Because this survey data is available, college administrators in the UK cannot claim ignorance if they are doing nothing effective to prevent and respond to the types of violence this survey measured. If they fail to act, they are doing so by choice. They need to be held accountable for that choice.
Too often what are called prevention plans are actually reactive plans which at best do nothing to change the underlying risk and which at worst increase the underlying risk by providing rationalizations for violence against women and by shaming certain victims.
These plans need to have measurable goals which can be linked to increased safety and reduced secondary trauma for victims. To evaluate the effectiveness of these plans this survey and others which measure related attitudes and behavior need to be repeated regularly.
When more than a third of the respondents report sometimes feeling unsafe visiting college buildings in the evening, that indicates that colleges have failed. According to the report these feelings of unsafeness were related most commonly to harassment and intimidation.
Too often harassment and intimidation have been positioned as normal male behavior such that women who are bothered by these are considered to be the problem. These women are often told to get thicker skins or to project more confidence.
The reality is that what makes women feel unsafe needs to be viewed as actually making women unsafe. Too often women's perceptions are dismissed if men's perceptions are not the same. Some of those men who feel safe while women feel unsafe are doing the harassing and intimidating. Other men don't feel unsafe because they are not targeted by those doing the harassing and intimidating.
The other way this lack of safety gets wrongfully dismissed is for the feelings of women students who feel safe to nullify the validity of other women's perceptions and experiences.
All of these nullifications can be seen for what they are when they are compared to measurements of actions which make students unsafe such as stalking and sexual assault. When 14% of respondents report having experienced a serious sexual assault or a serious non-sexual assault then UK college campuses and the surrounding areas are clearly not safe no matter how many students feel safe.

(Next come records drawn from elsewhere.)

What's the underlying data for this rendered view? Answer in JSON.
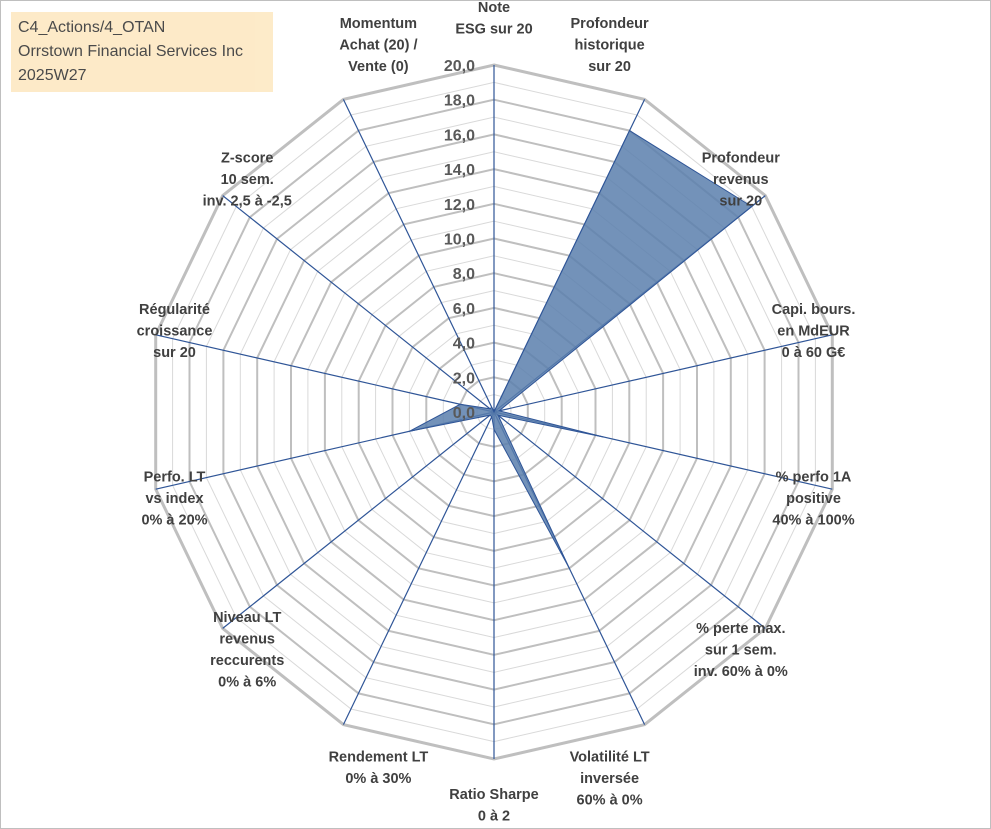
{
  "header": {
    "line1": "C4_Actions/4_OTAN",
    "line2": "Orrstown Financial Services Inc",
    "line3": "2025W27"
  },
  "colors": {
    "fill": "#5b7fad",
    "axis": "#2f5597",
    "grid_major": "#bfbfbf",
    "grid_minor": "#d9d9d9",
    "header_bg": "#fde9c4"
  },
  "chart_data": {
    "type": "radar",
    "rlim": [
      0,
      20
    ],
    "tick_labels": [
      "0,0",
      "2,0",
      "4,0",
      "6,0",
      "8,0",
      "10,0",
      "12,0",
      "14,0",
      "16,0",
      "18,0",
      "20,0"
    ],
    "axes": [
      {
        "label": [
          "Note",
          "ESG sur 20"
        ],
        "value": 0
      },
      {
        "label": [
          "Profondeur",
          "historique",
          "sur 20"
        ],
        "value": 18
      },
      {
        "label": [
          "Profondeur",
          "revenus",
          "sur 20"
        ],
        "value": 19
      },
      {
        "label": [
          "Capi. bours.",
          "en MdEUR",
          "0 à 60 G€"
        ],
        "value": 0.3
      },
      {
        "label": [
          "% perfo 1A",
          "positive",
          "40% à 100%"
        ],
        "value": 6.5
      },
      {
        "label": [
          "% perte max.",
          "sur 1 sem.",
          "inv. 60% à 0%"
        ],
        "value": 0.3
      },
      {
        "label": [
          "Volatilité LT",
          "inversée",
          "60% à 0%"
        ],
        "value": 10
      },
      {
        "label": [
          "Ratio Sharpe",
          "0 à 2"
        ],
        "value": 1.0
      },
      {
        "label": [
          "Rendement LT",
          "0% à 30%"
        ],
        "value": 0.3
      },
      {
        "label": [
          "Niveau LT",
          "revenus",
          "reccurents",
          "0% à 6%"
        ],
        "value": 0.3
      },
      {
        "label": [
          "Perfo. LT",
          "vs index",
          "0% à 20%"
        ],
        "value": 5.0
      },
      {
        "label": [
          "Régularité",
          "croissance",
          "sur 20"
        ],
        "value": 2.0
      },
      {
        "label": [
          "Z-score",
          "10 sem.",
          "inv. 2,5 à -2,5"
        ],
        "value": 0.3
      },
      {
        "label": [
          "Momentum",
          "Achat (20) /",
          "Vente (0)"
        ],
        "value": 0.3
      }
    ]
  }
}
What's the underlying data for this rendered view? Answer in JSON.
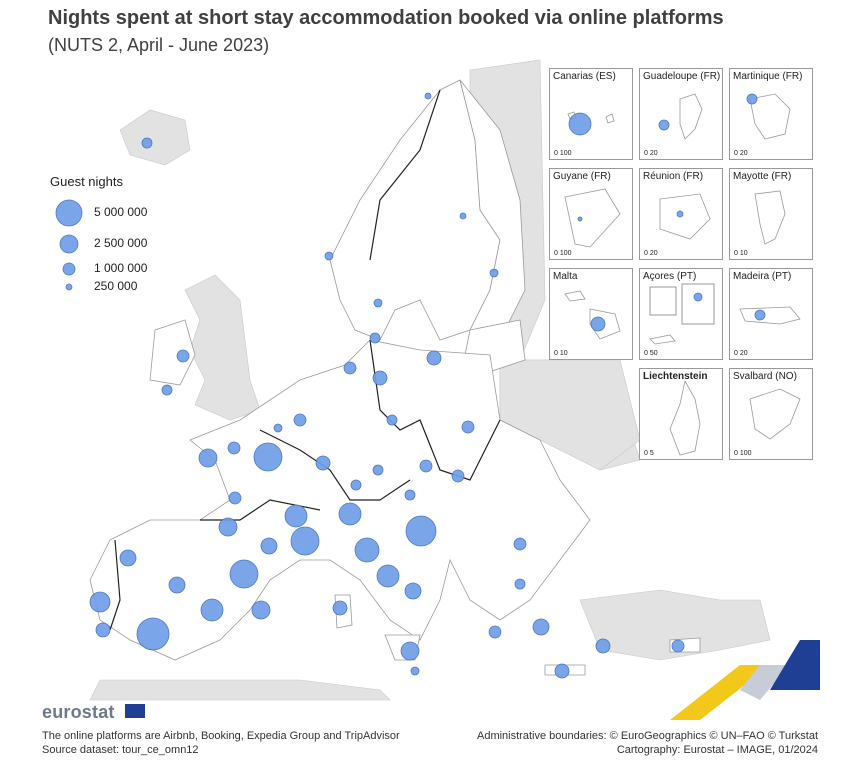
{
  "title": "Nights spent at short stay accommodation booked via online platforms",
  "subtitle": "(NUTS 2, April - June 2023)",
  "legend": {
    "title": "Guest nights",
    "items": [
      {
        "label": "5 000 000",
        "value": 5000000
      },
      {
        "label": "2 500 000",
        "value": 2500000
      },
      {
        "label": "1 000 000",
        "value": 1000000
      },
      {
        "label": "250 000",
        "value": 250000
      }
    ]
  },
  "insets": [
    {
      "name": "Canarias (ES)",
      "scale": "0    100"
    },
    {
      "name": "Guadeloupe (FR)",
      "scale": "0   20"
    },
    {
      "name": "Martinique (FR)",
      "scale": "0    20"
    },
    {
      "name": "Guyane (FR)",
      "scale": "0  100"
    },
    {
      "name": "Réunion (FR)",
      "scale": "0    20"
    },
    {
      "name": "Mayotte (FR)",
      "scale": "0    10"
    },
    {
      "name": "Malta",
      "scale": "0    10"
    },
    {
      "name": "Açores (PT)",
      "scale": "0    50"
    },
    {
      "name": "Madeira (PT)",
      "scale": "0    20"
    },
    {
      "name": "Liechtenstein",
      "scale": "0    5"
    },
    {
      "name": "Svalbard (NO)",
      "scale": "0  100"
    }
  ],
  "logo": "eurostat",
  "notes": {
    "platforms": "The online platforms are Airbnb, Booking, Expedia Group and TripAdvisor",
    "source": "Source dataset: tour_ce_omn12",
    "boundaries": "Administrative boundaries: © EuroGeographics © UN–FAO © Turkstat",
    "cartography": "Cartography: Eurostat – IMAGE, 01/2024"
  },
  "colors": {
    "bubble": "#6f9ee8",
    "land": "#ffffff",
    "nonEU": "#e2e2e2",
    "title": "#404040"
  }
}
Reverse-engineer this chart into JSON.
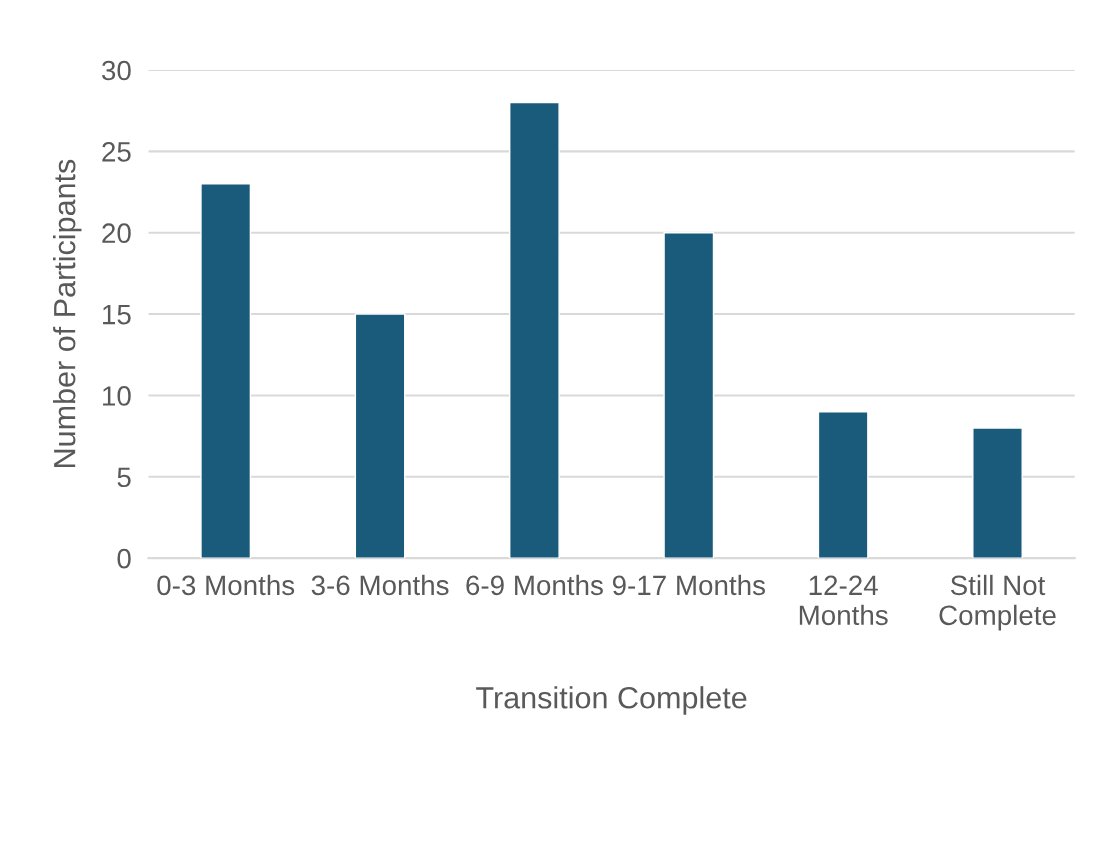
{
  "chart_data": {
    "type": "bar",
    "xlabel": "Transition Complete",
    "ylabel": "Number of Participants",
    "categories": [
      "0-3 Months",
      "3-6 Months",
      "6-9 Months",
      "9-17 Months",
      "12-24\nMonths",
      "Still Not\nComplete"
    ],
    "values": [
      23,
      15,
      28,
      20,
      9,
      8
    ],
    "color": "#1a5b7b",
    "ylim": [
      0,
      30
    ],
    "yticks": [
      0,
      5,
      10,
      15,
      20,
      25,
      30
    ],
    "grid": "y",
    "legend": false
  }
}
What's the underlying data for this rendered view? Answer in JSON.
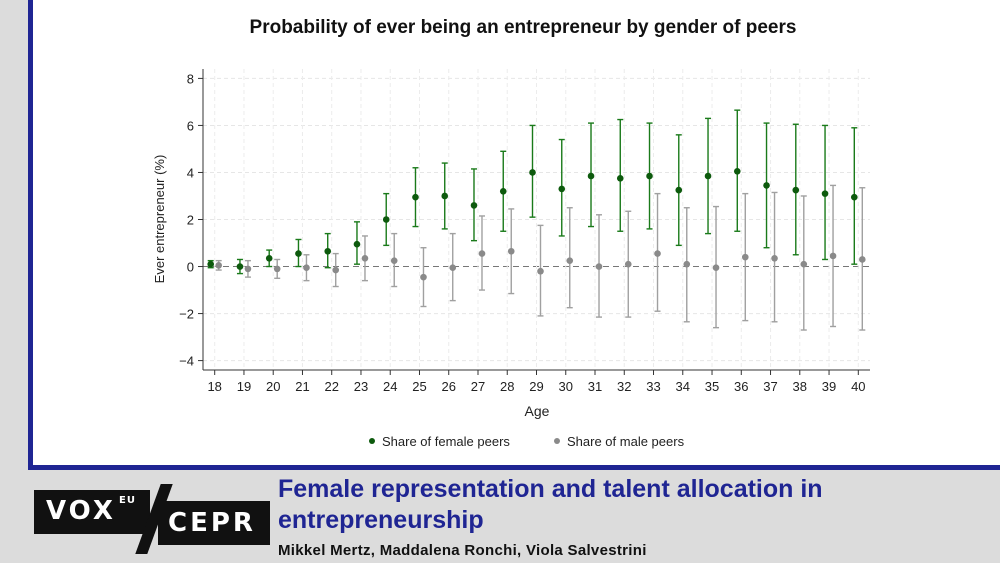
{
  "chart_data": {
    "type": "scatter",
    "title": "Probability of ever being an entrepreneur by gender of peers",
    "xlabel": "Age",
    "ylabel": "Ever entrepreneur (%)",
    "x": [
      18,
      19,
      20,
      21,
      22,
      23,
      24,
      25,
      26,
      27,
      28,
      29,
      30,
      31,
      32,
      33,
      34,
      35,
      36,
      37,
      38,
      39,
      40
    ],
    "xlim": [
      17.6,
      40.4
    ],
    "ylim": [
      -4.4,
      8.4
    ],
    "yticks": [
      -4,
      -2,
      0,
      2,
      4,
      6,
      8
    ],
    "ytick_labels": [
      "−4",
      "−2",
      "0",
      "2",
      "4",
      "6",
      "8"
    ],
    "grid": true,
    "reference_line_y": 0,
    "legend_position": "bottom",
    "series": [
      {
        "name": "Share of female peers",
        "color": "#1a7a1a",
        "point_color": "#0d5a0d",
        "values": [
          0.1,
          0.0,
          0.35,
          0.55,
          0.65,
          0.95,
          2.0,
          2.95,
          3.0,
          2.6,
          3.2,
          4.0,
          3.3,
          3.85,
          3.75,
          3.85,
          3.25,
          3.85,
          4.05,
          3.45,
          3.25,
          3.1,
          2.95
        ],
        "lower": [
          -0.05,
          -0.3,
          0.0,
          0.0,
          -0.05,
          0.1,
          0.9,
          1.7,
          1.6,
          1.1,
          1.5,
          2.1,
          1.3,
          1.7,
          1.5,
          1.6,
          0.9,
          1.4,
          1.5,
          0.8,
          0.5,
          0.3,
          0.1
        ],
        "upper": [
          0.25,
          0.3,
          0.7,
          1.15,
          1.4,
          1.9,
          3.1,
          4.2,
          4.4,
          4.15,
          4.9,
          6.0,
          5.4,
          6.1,
          6.25,
          6.1,
          5.6,
          6.3,
          6.65,
          6.1,
          6.05,
          6.0,
          5.9
        ]
      },
      {
        "name": "Share of male peers",
        "color": "#a0a0a0",
        "point_color": "#8a8a8a",
        "values": [
          0.05,
          -0.1,
          -0.1,
          -0.05,
          -0.15,
          0.35,
          0.25,
          -0.45,
          -0.05,
          0.55,
          0.65,
          -0.2,
          0.25,
          0.0,
          0.1,
          0.55,
          0.1,
          -0.05,
          0.4,
          0.35,
          0.1,
          0.45,
          0.3
        ],
        "lower": [
          -0.15,
          -0.45,
          -0.5,
          -0.6,
          -0.85,
          -0.6,
          -0.85,
          -1.7,
          -1.45,
          -1.0,
          -1.15,
          -2.1,
          -1.75,
          -2.15,
          -2.15,
          -1.9,
          -2.35,
          -2.6,
          -2.3,
          -2.35,
          -2.7,
          -2.55,
          -2.7
        ],
        "upper": [
          0.25,
          0.25,
          0.3,
          0.5,
          0.55,
          1.3,
          1.4,
          0.8,
          1.4,
          2.15,
          2.45,
          1.75,
          2.5,
          2.2,
          2.35,
          3.1,
          2.5,
          2.55,
          3.1,
          3.15,
          3.0,
          3.45,
          3.35
        ]
      }
    ]
  },
  "footer": {
    "vox_label": "VOX",
    "eu_label": "EU",
    "cepr_label": "CEPR",
    "headline": "Female representation and talent allocation in entrepreneurship",
    "authors": "Mikkel Mertz, Maddalena Ronchi, Viola Salvestrini"
  }
}
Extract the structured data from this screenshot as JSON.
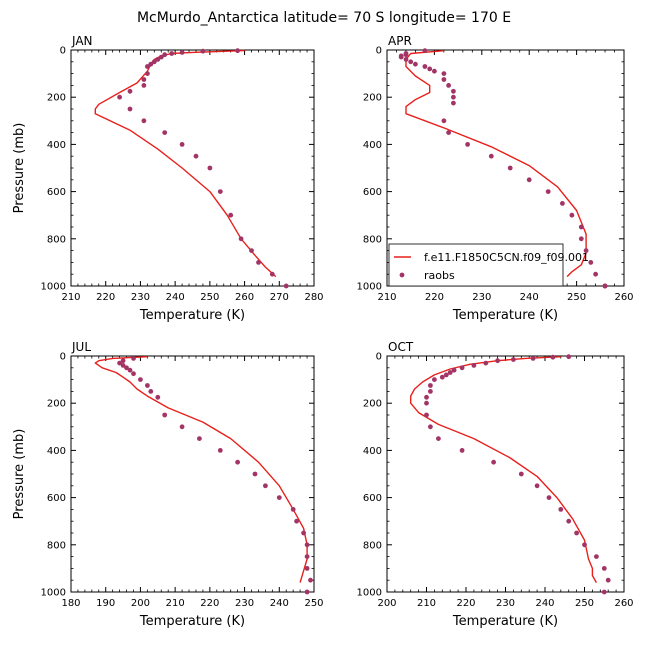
{
  "colors": {
    "model": "#e8201c",
    "obs": "#a33566",
    "axis": "#000000"
  },
  "chart_data": {
    "title": "McMurdo_Antarctica  latitude= 70 S longitude= 170 E",
    "type": "line",
    "legend": {
      "placement": "bottom-right of APR panel",
      "entries": [
        {
          "label": "f.e11.F1850C5CN.f09_f09.001",
          "style": "line"
        },
        {
          "label": "raobs",
          "style": "marker"
        }
      ]
    },
    "panels": [
      {
        "label": "JAN",
        "xlabel": "Temperature (K)",
        "ylabel": "Pressure (mb)",
        "xlim": [
          210,
          280
        ],
        "ylim": [
          1000,
          0
        ],
        "xticks": [
          210,
          220,
          230,
          240,
          250,
          260,
          270,
          280
        ],
        "yticks": [
          0,
          200,
          400,
          600,
          800,
          1000
        ],
        "show_legend": false,
        "model": {
          "T": [
            260,
            255,
            245,
            239,
            236,
            234,
            233,
            232,
            229,
            224,
            218,
            217,
            217,
            227,
            235,
            242,
            250,
            255,
            259,
            263,
            266,
            269
          ],
          "P": [
            2,
            5,
            10,
            15,
            25,
            40,
            60,
            90,
            140,
            180,
            230,
            250,
            270,
            340,
            420,
            500,
            600,
            700,
            800,
            870,
            920,
            960
          ]
        },
        "obs": {
          "T": [
            258,
            248,
            242,
            239,
            237,
            236,
            235,
            234,
            233,
            232,
            232,
            231,
            231,
            227,
            224,
            227,
            231,
            237,
            242,
            246,
            250,
            253,
            256,
            259,
            262,
            264,
            268,
            272
          ],
          "P": [
            3,
            5,
            10,
            15,
            20,
            30,
            40,
            50,
            60,
            70,
            100,
            125,
            150,
            175,
            200,
            250,
            300,
            350,
            400,
            450,
            500,
            600,
            700,
            800,
            850,
            900,
            950,
            1000
          ]
        }
      },
      {
        "label": "APR",
        "xlabel": "Temperature (K)",
        "ylabel": "",
        "xlim": [
          210,
          260
        ],
        "ylim": [
          1000,
          0
        ],
        "xticks": [
          210,
          220,
          230,
          240,
          250,
          260
        ],
        "yticks": [
          0,
          200,
          400,
          600,
          800,
          1000
        ],
        "show_legend": true,
        "model": {
          "T": [
            222,
            215,
            214,
            214,
            216,
            219,
            219,
            216,
            214,
            214,
            222,
            232,
            240,
            246,
            250,
            252,
            252,
            251,
            249,
            248
          ],
          "P": [
            3,
            15,
            40,
            70,
            110,
            150,
            180,
            210,
            240,
            270,
            330,
            410,
            490,
            580,
            680,
            780,
            860,
            910,
            940,
            960
          ]
        },
        "obs": {
          "T": [
            218,
            214,
            214,
            213,
            213,
            214,
            215,
            216,
            218,
            219,
            220,
            222,
            222,
            223,
            224,
            224,
            224,
            222,
            223,
            227,
            232,
            236,
            240,
            244,
            247,
            249,
            251,
            251,
            252,
            253,
            254,
            256,
            256,
            256
          ],
          "P": [
            3,
            15,
            20,
            25,
            30,
            40,
            50,
            60,
            70,
            80,
            90,
            100,
            125,
            150,
            175,
            200,
            225,
            300,
            350,
            400,
            450,
            500,
            550,
            600,
            650,
            700,
            750,
            800,
            850,
            900,
            950,
            1000,
            1000,
            1000
          ]
        }
      },
      {
        "label": "JUL",
        "xlabel": "Temperature (K)",
        "ylabel": "Pressure (mb)",
        "xlim": [
          180,
          250
        ],
        "ylim": [
          1000,
          0
        ],
        "xticks": [
          180,
          190,
          200,
          210,
          220,
          230,
          240,
          250
        ],
        "yticks": [
          0,
          200,
          400,
          600,
          800,
          1000
        ],
        "show_legend": false,
        "model": {
          "T": [
            202,
            192,
            188,
            187,
            189,
            193,
            195,
            197,
            199,
            202,
            208,
            218,
            226,
            234,
            240,
            244,
            247,
            248,
            248,
            247,
            246
          ],
          "P": [
            3,
            10,
            20,
            30,
            50,
            70,
            90,
            110,
            140,
            170,
            220,
            280,
            350,
            450,
            550,
            650,
            730,
            800,
            860,
            910,
            960
          ]
        },
        "obs": {
          "T": [
            198,
            195,
            194,
            195,
            196,
            197,
            198,
            200,
            202,
            203,
            205,
            207,
            212,
            217,
            223,
            228,
            233,
            236,
            240,
            244,
            245,
            247,
            248,
            248,
            248,
            249,
            248
          ],
          "P": [
            10,
            20,
            30,
            40,
            50,
            60,
            75,
            100,
            125,
            150,
            175,
            250,
            300,
            350,
            400,
            450,
            500,
            550,
            600,
            650,
            700,
            750,
            800,
            850,
            900,
            950,
            1000
          ]
        }
      },
      {
        "label": "OCT",
        "xlabel": "Temperature (K)",
        "ylabel": "",
        "xlim": [
          200,
          260
        ],
        "ylim": [
          1000,
          0
        ],
        "xticks": [
          200,
          210,
          220,
          230,
          240,
          250,
          260
        ],
        "yticks": [
          0,
          200,
          400,
          600,
          800,
          1000
        ],
        "show_legend": false,
        "model": {
          "T": [
            244,
            235,
            228,
            221,
            216,
            212,
            209,
            207,
            206,
            206,
            208,
            213,
            222,
            231,
            238,
            243,
            247,
            250,
            251,
            252,
            252,
            253
          ],
          "P": [
            3,
            10,
            20,
            35,
            55,
            80,
            110,
            140,
            170,
            200,
            240,
            290,
            350,
            430,
            510,
            600,
            690,
            780,
            860,
            900,
            930,
            960
          ]
        },
        "obs": {
          "T": [
            246,
            242,
            237,
            232,
            228,
            225,
            222,
            219,
            217,
            216,
            215,
            214,
            212,
            211,
            211,
            210,
            210,
            210,
            211,
            213,
            219,
            227,
            234,
            238,
            241,
            244,
            246,
            248,
            250,
            253,
            255,
            255,
            256
          ],
          "P": [
            3,
            5,
            10,
            15,
            20,
            30,
            40,
            50,
            60,
            70,
            80,
            90,
            100,
            125,
            150,
            175,
            200,
            250,
            300,
            350,
            400,
            450,
            500,
            550,
            600,
            650,
            700,
            750,
            800,
            850,
            900,
            1000,
            950
          ]
        }
      }
    ]
  }
}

The report does more than communicate what has happened, it provides recommendations. The 2 main recommendations are for colleges to adopt a zero-tolerance approach to harassment and violence and for colleges to develop a cross-institutional policy to tackle violence against women.
Many schools in the US have adopted various zero-tolerance policies yet didn't develop any deeper policies related to actively preventing the actions they didn't want to tolerate. If prevention efforts failed they failed because they weren't effective not because prevention can never be effective.
A school with a no violence policy needs to recognize and allow appropriate defensive violence yet many schools fail in this area. If this failure to recognize genuine self-defense is combined with a failure to recognize and stop sexual violence then victims of sexual violence can be victimized by individuals and by the system.
In this scenario, a zero-tolerance policy could increase the amount of sexual violence because those targeted know they will be punished if they fight off the student sexually assaulting them and those targeting them know this as well and know that without self-defensive violence the student they raped may be slandered as suffering from nothing more than morning after regret.